While her peers were taking an interest in the world around them—the Germans were on the verge of losing the war to the Allies, news of the death camps had begun reaching Palestine, the Jewish underground organizations intensified their attacks against the British Mandate—Luna was completely detached, living her life as if there were no world war and no struggle in Palestine. And when Gabriel and Rachelika talked about the day's events at the table, she'd ask them to stop because it spoiled her mood.

When the young Jewish Brigade soldiers returned to Jerusalem after the world war, Luna's battalion of suitors grew, but she rebuffed any attempt at courtship. “I'm waiting for my knight on a white horse or in a white car,” she told Rachelika. “And until he comes along, I'm not going out with anybody!”

“And how will you know who your knight is?”

“When he comes, I'll know.”

 

5

I
N THE MIDDLE
of the night deafening shouts roused the Ermosas from their beds. “Dio santo! What's all that noise?” Gabriel said and quickly went outside in only his nightshirt. Rosa put on a robe and followed. “Stay here and look after Becky,” she ordered the girls, but Luna ignored her and headed toward the noise coming from the garden at the center of the neighborhood.

“Hija mia, hijica, they've killed her, they've killed my daughter!” Senora Franco was kneeling in the middle of the garden hitting herself in the face, her shouts piercing the night. “They've murdered my daughter, they've murdered Matilda!” she screamed. Her husband was standing beside her, his expression stoic. Matilda's body was lying on the ground, and as Rosa got closer to it, she saw that Matilda's head had been partly shaved and a large bloodstain had seeped through the chest of her white dress.

“It's the Lehi bastardos,” Gabriel whispered. “They shave the heads of Jewish girls who go out with the English.”

The sight of Matilda's body lying spread-eagled in the garden shocked Rosa. She hurried back to her house, pulled a blanket from one of the beds, and ran back to the garden, fighting her way through the crowd of neighbors that had formed, then knelt down to cover Matilda. At that moment Senora Franco noticed her. “You! Don't go anywhere near my daughter!” she screamed. “Take your filthy hands off my child!”

Rosa paled.

“Get away from her!” Senora Franco screamed. “It's your hermano, your brother the borracho, who killed her! It was him, I saw him with my own eyes. Why? Tell me why? What have we done to your family that the hijo de un perro, the son of a bitch, had to kill Matilda? Is this what she deserves after she found your daughter when she ran away from home? Is this what she gets?” She began hitting Rosa, who was frozen to the spot.

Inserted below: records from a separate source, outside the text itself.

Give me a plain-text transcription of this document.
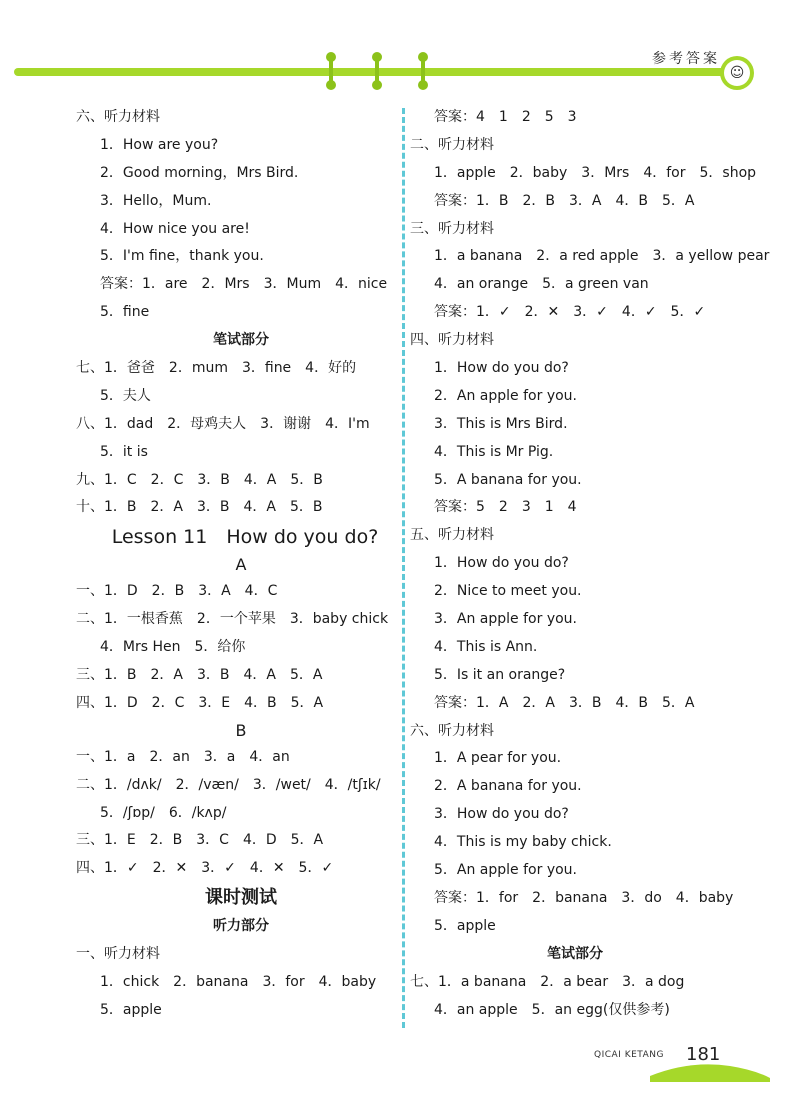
参考答案
☺
六、听力材料
1．How are you?
2．Good morning，Mrs Bird.
3．Hello，Mum.
4．How nice you are!
5．I'm fine，thank you.
答案：1．are　2．Mrs　3．Mum　4．nice
5．fine
笔试部分
七、1．爸爸　2．mum　3．fine　4．好的
5．夫人
八、1．dad　2．母鸡夫人　3．谢谢　4．I'm
5．it is
九、1．C　2．C　3．B　4．A　5．B
十、1．B　2．A　3．B　4．A　5．B
Lesson 11　How do you do?
A
一、1．D　2．B　3．A　4．C
二、1．一根香蕉　2．一个苹果　3．baby chick
4．Mrs Hen　5．给你
三、1．B　2．A　3．B　4．A　5．A
四、1．D　2．C　3．E　4．B　5．A
B
一、1．a　2．an　3．a　4．an
二、1．/dʌk/　2．/væn/　3．/wet/　4．/tʃɪk/
5．/ʃɒp/　6．/kʌp/
三、1．E　2．B　3．C　4．D　5．A
四、1．✓　2．✕　3．✓　4．✕　5．✓
课时测试
听力部分
一、听力材料
1．chick　2．banana　3．for　4．baby
5．apple
答案：4　1　2　5　3
二、听力材料
1．apple　2．baby　3．Mrs　4．for　5．shop
答案：1．B　2．B　3．A　4．B　5．A
三、听力材料
1．a banana　2．a red apple　3．a yellow pear
4．an orange　5．a green van
答案：1．✓　2．✕　3．✓　4．✓　5．✓
四、听力材料
1．How do you do?
2．An apple for you.
3．This is Mrs Bird.
4．This is Mr Pig.
5．A banana for you.
答案：5　2　3　1　4
五、听力材料
1．How do you do?
2．Nice to meet you.
3．An apple for you.
4．This is Ann.
5．Is it an orange?
答案：1．A　2．A　3．B　4．B　5．A
六、听力材料
1．A pear for you.
2．A banana for you.
3．How do you do?
4．This is my baby chick.
5．An apple for you.
答案：1．for　2．banana　3．do　4．baby
5．apple
笔试部分
七、1．a banana　2．a bear　3．a dog
4．an apple　5．an egg(仅供参考)
QICAI KETANG 181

Gabriel took Rosa's arm and led her away from Senora Franco. “Come home,” he ordered Luna, who had tears welling in her eyes. “Come home—now!” They were silent for the few minutes it took to get home, Gabriel holding Rosa's arm as she walked blindly beside him and Luna trailed behind.

Once they were inside Rosa sat on a chair at the table and burst into tears. It was the first time that Gabriel and the girls had seen her truly cry. She sobbed for a long time, and he sat beside her but did nothing to calm her. Only when she had regained her composure did he ask her quietly, “What was Senora Franco talking about? When did Matilda find the child, and which child ran away from home?” Rosa couldn't believe her ears. The flame ignited in her chest threatened to consume her.